Simulation of Aquaculture Production
Zoo-Tech is an introductory spread sheets applications applied to marine aquaculture production. It provides important, easy to understand calculations with user controlled information.
There are three sections in Zoo-Technical, Control and Calculations.
The user can vary simulation (production) parameters which are grouped into 7 categories :
In this example calculations are intermixed with their controls. This is done in order to better demonstrate “cause and effect” and hyerartical control. In SIM and SAP controls are centralized and seperated from calculations.
SIMulation & Real Data
Sim_real Simulation integrating real weekly production data with simulated results
Documentation is at Here
Zoo-Tech is an introductory spread sheet applications applied to marine aquaculture production. It provides important, easy to understand calculations with user controlled information.
The simulation uses 5 sheets is and is based upon a site’s
- Thermal Profile, (mean weekly temperature in C°, by week, by year.),
- Daily Growth Model which is a : general growth model for Sea Bass (D. labrax) weighing between 1 and 500 grams and a temperature between 14.5 and 26 °C. The Model, is obtained from Leclercq & Tanguy, calculates the weekly weight gain but by changing parameters it is possible to simulate other species growth function.
- Daily Feeding Table (the mean fish weight (row), the temperature (column) and the (manufacture’s), suggested daily percentage (intersection) of food based upon the Biomass (number of individuals times their weight). This calculates into Kilos of food to distribute which calculates cost s and sales considerations.
- Plus other information and models for example which calculate food to nitrate production, ammonium and organic nitrogen production rate, particulate matter production, oxygen consumption and even the mean weekly current speed (minimum in meters/hour).
The user can vary most simulation parameters
SIM_REAL Combines REAL weekly production data, (i.e. number of fish moved (in/out), mortality, mean weight and kilos of food distributed) with user controlled initial data (i.e. starting date, number initial, etc.) the user can quickly summarize production for short-term results based upon real and current trends.
In many simulations, each week’s calculated results are based upon the previous weeks result’s.

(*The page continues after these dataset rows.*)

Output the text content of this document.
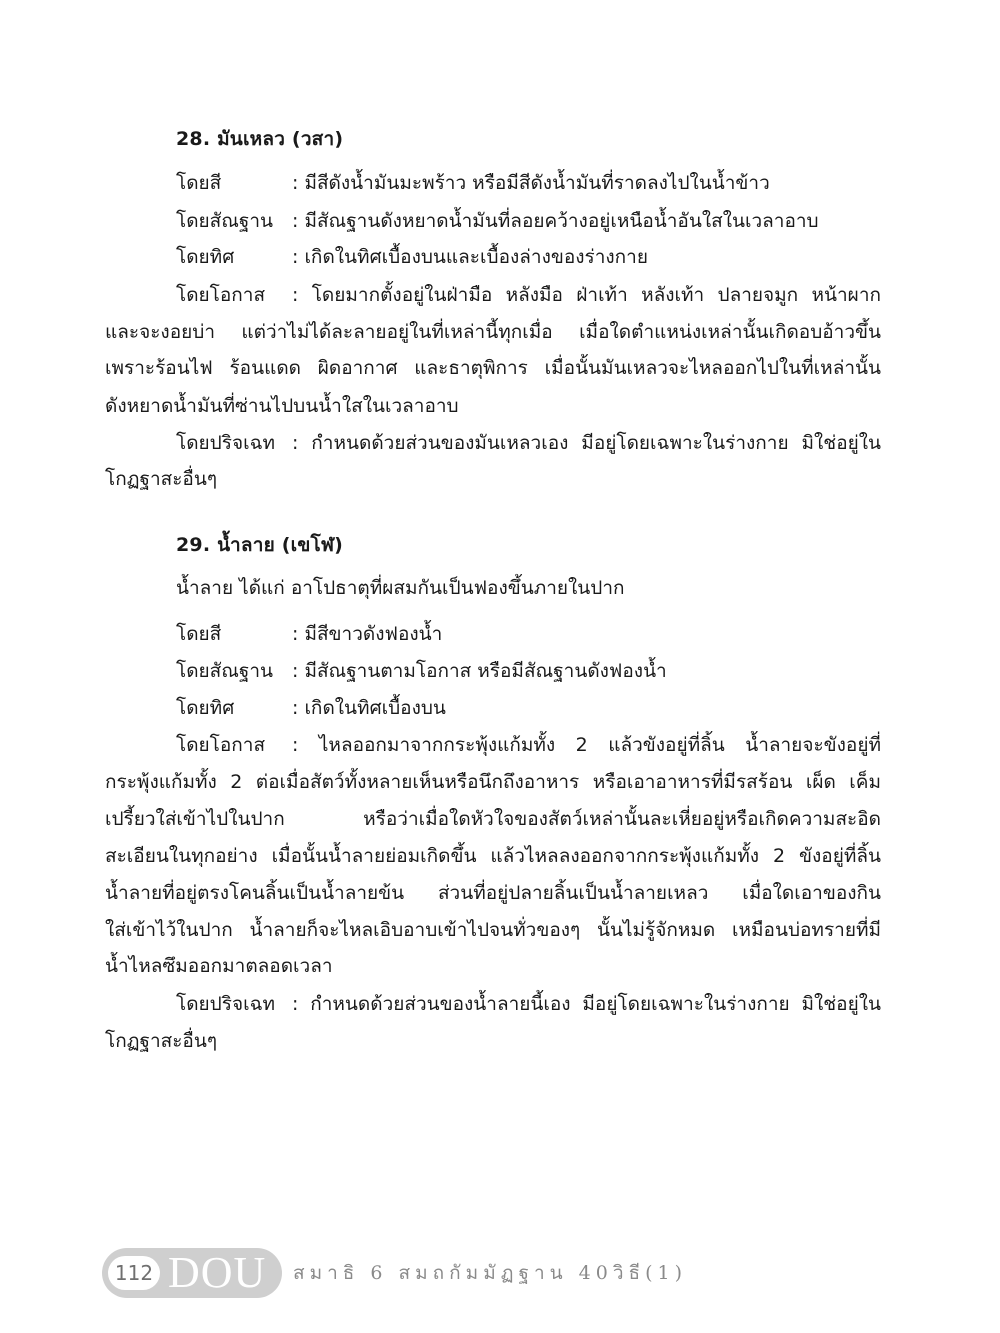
28. มันเหลว (วสา)
โดยสี	: มีสีดังน้ำมันมะพร้าว หรือมีสีดังน้ำมันที่ราดลงไปในน้ำข้าว
โดยสัณฐาน : มีสัณฐานดังหยาดน้ำมันที่ลอยคว้างอยู่เหนือน้ำอันใสในเวลาอาบ
โดยทิศ	: เกิดในทิศเบื้องบนและเบื้องล่างของร่างกาย
โดยโอกาส : โดยมากตั้งอยู่ในฝ่ามือ หลังมือ ฝ่าเท้า หลังเท้า ปลายจมูก หน้าผาก
และจะงอยบ่า แต่ว่าไม่ได้ละลายอยู่ในที่เหล่านี้ทุกเมื่อ เมื่อใดตำแหน่งเหล่านั้นเกิดอบอ้าวขึ้น
เพราะร้อนไฟ ร้อนแดด ผิดอากาศ และธาตุพิการ เมื่อนั้นมันเหลวจะไหลออกไปในที่เหล่านั้น
ดังหยาดน้ำมันที่ซ่านไปบนน้ำใสในเวลาอาบ
โดยปริจเฉท : กำหนดด้วยส่วนของมันเหลวเอง มีอยู่โดยเฉพาะในร่างกาย มิใช่อยู่ใน
โกฏฐาสะอื่นๆ
29. น้ำลาย (เขโฬ)
น้ำลาย ได้แก่ อาโปธาตุที่ผสมกันเป็นฟองขึ้นภายในปาก
โดยสี	: มีสีขาวดังฟองน้ำ
โดยสัณฐาน : มีสัณฐานตามโอกาส หรือมีสัณฐานดังฟองน้ำ
โดยทิศ	: เกิดในทิศเบื้องบน
โดยโอกาส : ไหลออกมาจากกระพุ้งแก้มทั้ง 2 แล้วขังอยู่ที่ลิ้น น้ำลายจะขังอยู่ที่
กระพุ้งแก้มทั้ง 2 ต่อเมื่อสัตว์ทั้งหลายเห็นหรือนึกถึงอาหาร หรือเอาอาหารที่มีรสร้อน เผ็ด เค็ม
เปรี้ยวใส่เข้าไปในปาก หรือว่าเมื่อใดหัวใจของสัตว์เหล่านั้นละเหี่ยอยู่หรือเกิดความสะอิด
สะเอียนในทุกอย่าง เมื่อนั้นน้ำลายย่อมเกิดขึ้น แล้วไหลลงออกจากกระพุ้งแก้มทั้ง 2 ขังอยู่ที่ลิ้น
น้ำลายที่อยู่ตรงโคนลิ้นเป็นน้ำลายข้น ส่วนที่อยู่ปลายลิ้นเป็นน้ำลายเหลว เมื่อใดเอาของกิน
ใส่เข้าไว้ในปาก น้ำลายก็จะไหลเอิบอาบเข้าไปจนทั่วของๆ นั้นไม่รู้จักหมด เหมือนบ่อทรายที่มี
น้ำไหลซึมออกมาตลอดเวลา
โดยปริจเฉท : กำหนดด้วยส่วนของน้ำลายนี้เอง มีอยู่โดยเฉพาะในร่างกาย มิใช่อยู่ใน
โกฏฐาสะอื่นๆ
112 DOU สมาธิ 6 สมถกัมมัฏฐาน 40วิธี(1)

This can cause the simulated results to “drift” each week from the actual production data. After several months the simulated results could vary greatly from real production data.
SAP(Simulation of Aquaculture Production)
Simulation of Aquaculture Production is designed for long term (5 years) planning and is a very large application containing 11 large sub-tables. These are :
- Business Control (credit, subvention, taxes, etc..)
- Geo-physical (Thermal Profile, Daily Growth Model, etc.)
- Zoo-technical (conversion index, growth rate, etc..)
- Details of Production / Environment (food, biomass, etc.)
- Fixed Cost (gas, electricity, training, etc..)
- Variable Expenses (medicines, disinfectants, etc..)
- Salaries (Employees, social charges, etc..)
- Investments / Amortization (equipment & material)
- Assets / Liabilities
- Results and
- Macro Commands
The application optimizes the zoo-technical calculations in order to reduce the size and execution time of the spread sheet. Since economical results are calculated on a quarterly basis only quarterly zoo-technical data (food costs, sales, etc.) is required. The problem is how to initiate a series of calculations, then select, recover and store the results from one of the lines which is among all the other rows.
An Execution Macro Command (EMC), \X, was developed to reduce the size and execution time for a simulation. The execution macro limits execution to the lots and quarters specified and controls how the data is processed and stored in the detailed production area. The technical details of this macro command are described in the Macro section.
IFREMER (French oceanographical research institute), I contracted my consultant services to assist IFREMER in developing an Aquaculture Production and Simulation tool. The tool employed 3-dimensional tables, biological models, financial, investments, salaries, fixed / variable costs and user entered data to predict environmental and business results for 5 years.
This project entailed organizing and leading many meetings, some with 25 participants, in order to establish comprehension, group consensus and clear communication. The final simulation tools were spreadsheets, which I presented at several international conferences, and when they were made available to a large public, via Internet, they became a major educational tool in several USA high schools and college aquaculture courses and were used and adapted by professionals in at several countries such as Chili and Greece.